Além da promoção cultural na Expo, ele lidera uma missão de 42 empresários que buscam abrir oportunidades de negócios em encontros com investidores e firmas dos Emirados Árabes Unidos.
Já Martins, da Apex, afirma que os ganhos de imagem são intangíveis, mas que a Expo poderá gerar até US$ 10 bilhões (R$ 55 bilhões) em investimentos diretos no Brasil.
Parece algo otimista. Mesmo a delegação paulista tem evitado quantificar valores nas suas conversas em Dubai, mais exploratórias do que qualquer coisa.
Doria chegou a Dubai na noite de terça (26) e fica até o sábado (30), quando parte para a segunda etapa de seu giro internacional no qual busca diferenciar-se de Bolsonaro, indo para a reunião ambiental COP26, em Glasgow.

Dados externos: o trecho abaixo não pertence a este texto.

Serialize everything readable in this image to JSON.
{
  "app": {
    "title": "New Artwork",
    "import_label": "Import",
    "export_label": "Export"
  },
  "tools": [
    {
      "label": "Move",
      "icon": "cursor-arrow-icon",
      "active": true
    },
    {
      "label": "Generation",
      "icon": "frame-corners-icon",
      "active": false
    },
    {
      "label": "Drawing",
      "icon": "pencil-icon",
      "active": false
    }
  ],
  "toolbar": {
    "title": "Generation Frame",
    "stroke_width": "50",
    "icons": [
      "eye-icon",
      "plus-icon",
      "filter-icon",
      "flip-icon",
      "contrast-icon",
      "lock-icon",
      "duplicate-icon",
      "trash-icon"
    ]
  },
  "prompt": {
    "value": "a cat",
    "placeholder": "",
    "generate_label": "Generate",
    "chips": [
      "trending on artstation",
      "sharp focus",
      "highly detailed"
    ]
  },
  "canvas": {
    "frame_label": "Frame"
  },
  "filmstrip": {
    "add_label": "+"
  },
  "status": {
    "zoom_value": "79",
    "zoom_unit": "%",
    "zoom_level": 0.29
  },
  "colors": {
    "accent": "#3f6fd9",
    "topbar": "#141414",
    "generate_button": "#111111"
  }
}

Ali, o governador levará projetos de sua gestão. Um, de impacto localizado, é a despoluição do rio Pinheiros, tocada pela Sabesp.
Outro, ainda sendo estruturado e com apelo direto numa aérea em que Bolsonaro é questionado em fóruns internacionais, será o anúncio da criação de um fundo especial para a Amazônia.
Serão cerca de R$ 100 milhões para pesquisas na região, segundo a secretária Patrícia Ellen (Desenvolvimento Econômico), que podem chegar a R$ 500 milhões se a iniciativa privada aderir à ideia.
“Vamos salvar a imagem do Brasil”, disse Borges. Doria diz em que a agenda ESG (sigla inglesa para ambiente, social e governança), que virou um pré-requisito mundial para fazer negócios com grandes fundos, está no topo das prioridades na Escócia.
“Sabemos que o Brasil está sendo cobrado, e por isso conversei com os outros nove governadores que irão a Glasgow para ter uma posição única”, afirmou o tucano.